Living a healthy lifestyle may prevent some types of cancer, including skin, lung, and esophageal, from developing.

Lifestyle Choices That Impact Cancer Risk

1. Stop tobacco use and exposure

Most people know the connection between smoking and lung cancer, but the link between tobacco use and cancer is much broader. Almost 1 out of every 5 deaths in this country can be attributed to tobacco. Any kind of tobacco use increases your risk for throat, kidney, stomach, liver, and mouth cancer.

If you are a tobacco user, the best thing you can do to lower your cancer risk is to stop. This is true for whatever type you use—cigarettes, cigars, smokeless tobacco, chewing tobacco, and vape pens.

Those who live or work with smokers should require them to smoke outdoors or in an area where ventilation won’t allow smoke to filter into the office or home.

2. Stick to a healthy diet

Research shows a link exists between cancer and diet. Limit or eliminate processed foods and red meat from your daily diet. That means avoiding ready-to-eat soups, frozen dinners, processed meats, and foods that contain a high concentration of preservatives and additives.

Strive for a diet that is largely plant based. Nutritionists say eating all of the colors of the rainbow each day should be your goal. Green vegetables, colorful fruits, whole grains, legumes, and walnuts are believed to help ward off cancer.

3. Engage in physical activity

People who live a sedentary lifestyle with little-to-no daily physical activity are at greater risk for cancer, such as prostate and pancreatic cancers. Researchers believe this type of lifestyle often leads to weight gain and obesity which are linked to cancer.

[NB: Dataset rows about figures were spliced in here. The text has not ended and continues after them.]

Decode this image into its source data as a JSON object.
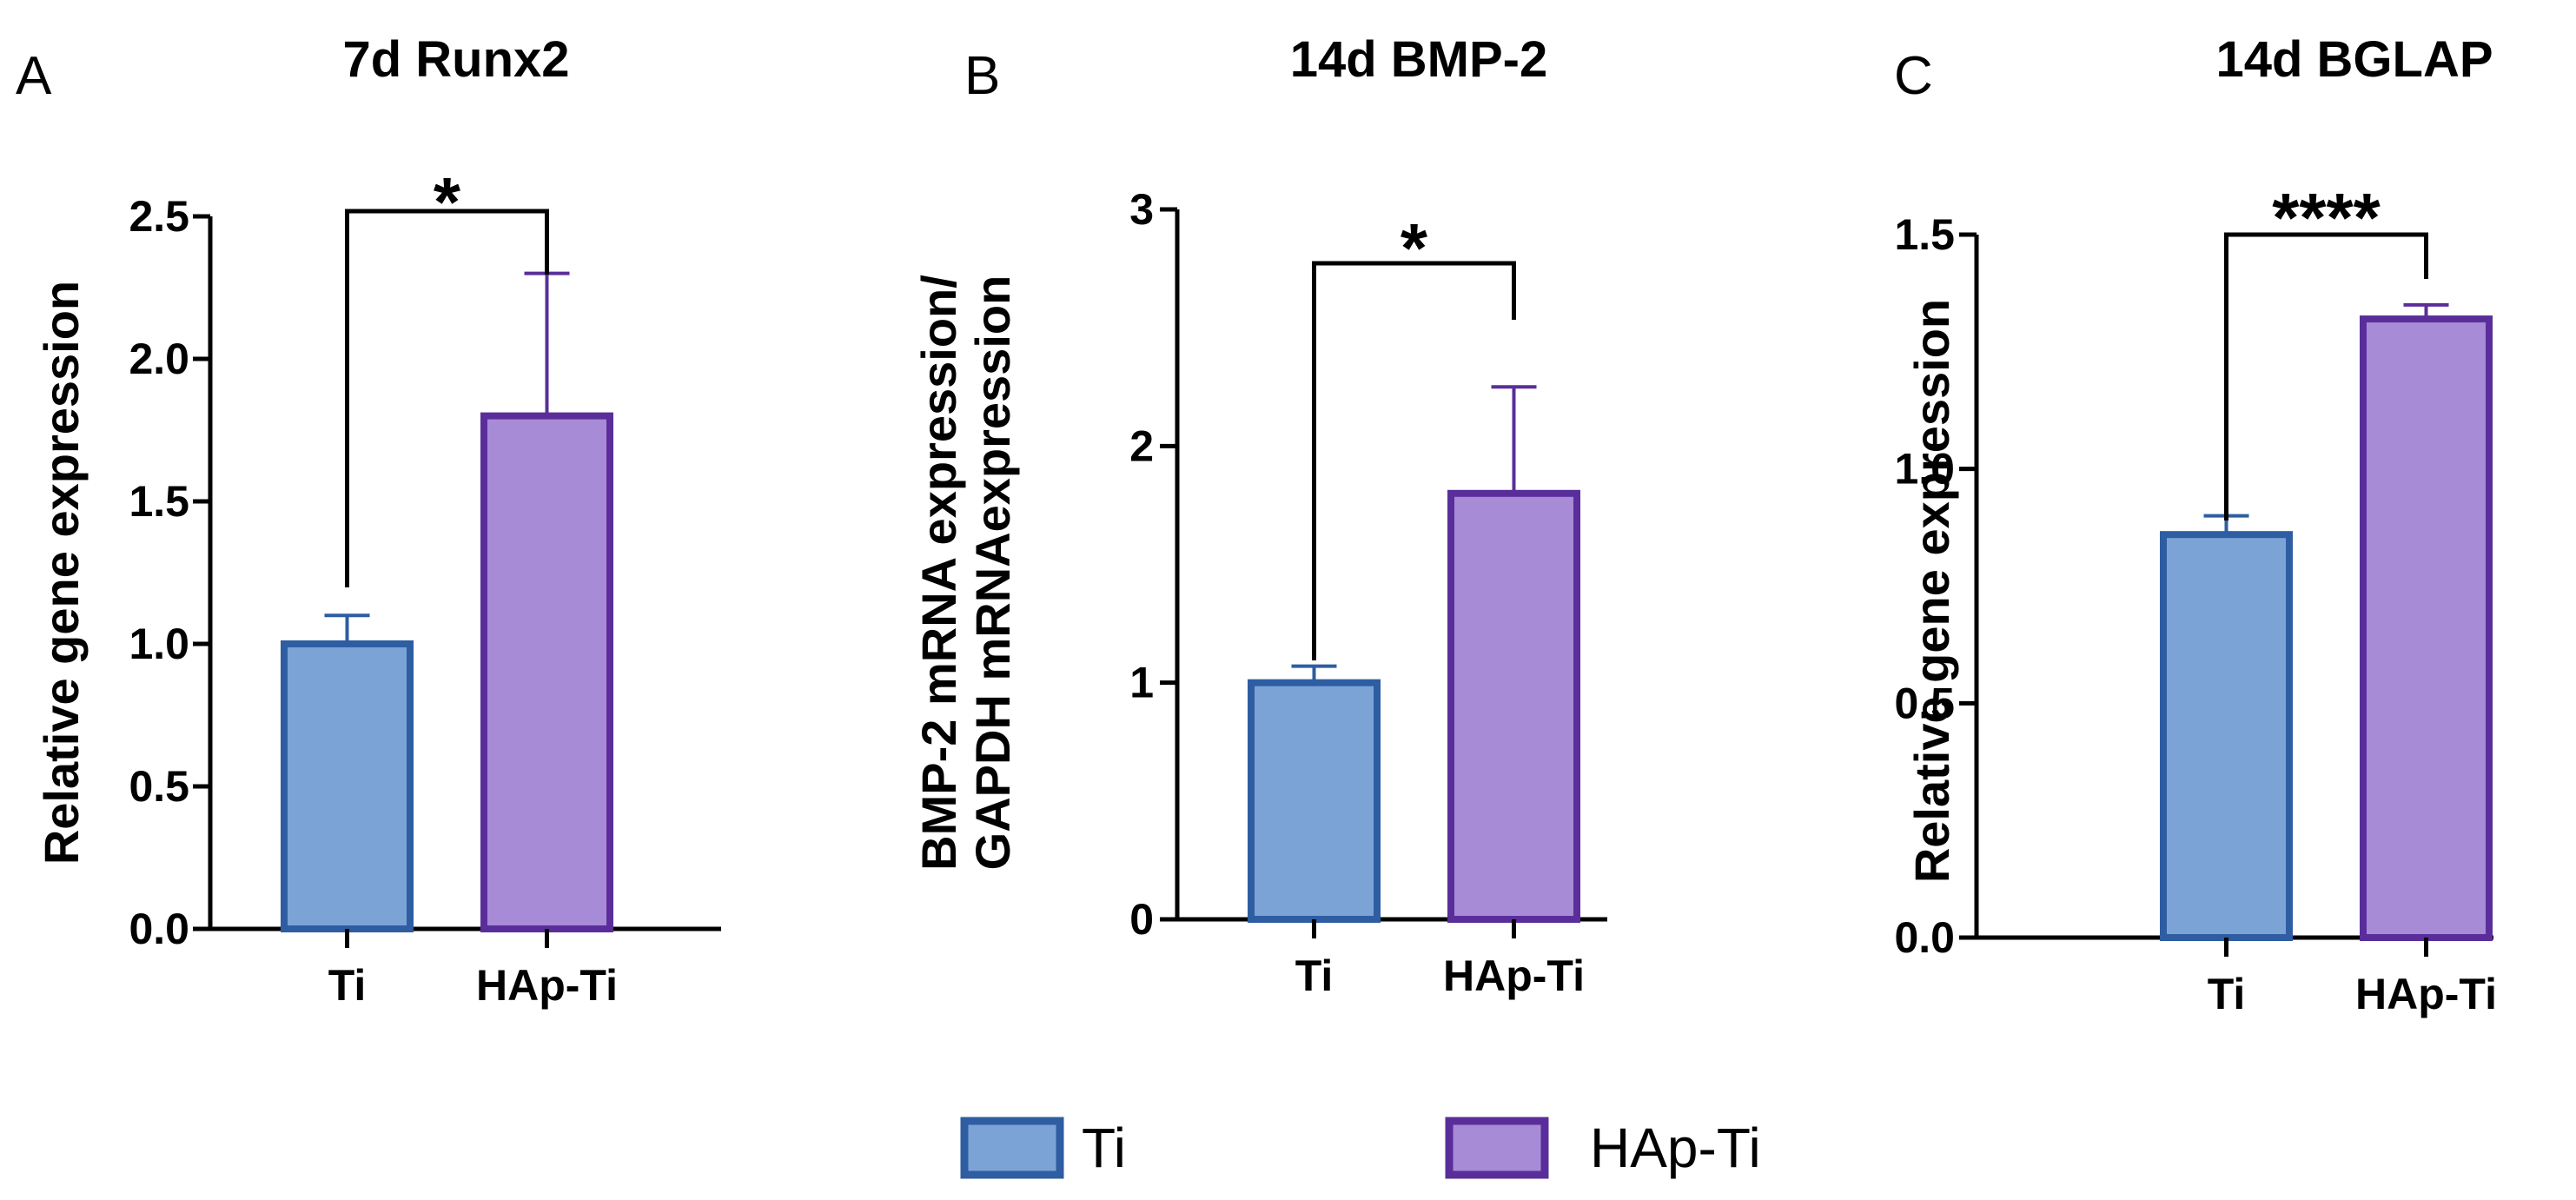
{
  "chart_data": [
    {
      "type": "bar",
      "panel": "A",
      "title": "7d Runx2",
      "ylabel": "Relative gene expression",
      "categories": [
        "Ti",
        "HAp-Ti"
      ],
      "values": [
        1.0,
        1.8
      ],
      "errors": [
        0.1,
        0.5
      ],
      "ylim": [
        0,
        2.5
      ],
      "yticks": [
        0.0,
        0.5,
        1.0,
        1.5,
        2.0,
        2.5
      ],
      "ytick_labels": [
        "0.0",
        "0.5",
        "1.0",
        "1.5",
        "2.0",
        "2.5"
      ],
      "significance": "*"
    },
    {
      "type": "bar",
      "panel": "B",
      "title": "14d BMP-2",
      "ylabel": [
        "BMP-2 mRNA expression/",
        "GAPDH mRNAexpression"
      ],
      "categories": [
        "Ti",
        "HAp-Ti"
      ],
      "values": [
        1.0,
        1.8
      ],
      "errors": [
        0.07,
        0.45
      ],
      "ylim": [
        0,
        3
      ],
      "yticks": [
        0,
        1,
        2,
        3
      ],
      "ytick_labels": [
        "0",
        "1",
        "2",
        "3"
      ],
      "significance": "*"
    },
    {
      "type": "bar",
      "panel": "C",
      "title": "14d BGLAP",
      "ylabel": "Relative gene expression",
      "categories": [
        "Ti",
        "HAp-Ti"
      ],
      "values": [
        0.86,
        1.32
      ],
      "errors": [
        0.04,
        0.03
      ],
      "ylim": [
        0,
        1.5
      ],
      "yticks": [
        0.0,
        0.5,
        1.0,
        1.5
      ],
      "ytick_labels": [
        "0.0",
        "0.5",
        "1.0",
        "1.5"
      ],
      "significance": "****"
    }
  ],
  "legend": {
    "position": "bottom-center",
    "items": [
      {
        "label": "Ti",
        "fill": "#7ba3d6",
        "stroke": "#2e5da2"
      },
      {
        "label": "HAp-Ti",
        "fill": "#a88bd6",
        "stroke": "#5a2e9a"
      }
    ]
  },
  "colors": {
    "ti_fill": "#7ba3d6",
    "ti_stroke": "#2e5da2",
    "hap_fill": "#a88bd6",
    "hap_stroke": "#5a2e9a",
    "axis": "#000000"
  }
}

You can lower your risk of cancer by exercising for at least thirty minutes, five or six times a week. It also helps to avoid sitting for long periods of time and to control your weight.

4. Consume alcohol in moderation

People who are heavy drinkers also experience higher incidences of cancer. Researchers think it isn’t only the alcohol that is the problem, but also the behaviors associated with it. Because consuming too much alcohol can leave you feeling tired and sick, heavy drinkers are more likely to eat unhealthy foods and avoid exercising.

Additional research seems to indicate that people who are heavy drinkers are more likely to smoke, further compounding their risk for cancer.

Making these lifestyle changes may help you enjoy a longer and healthier life.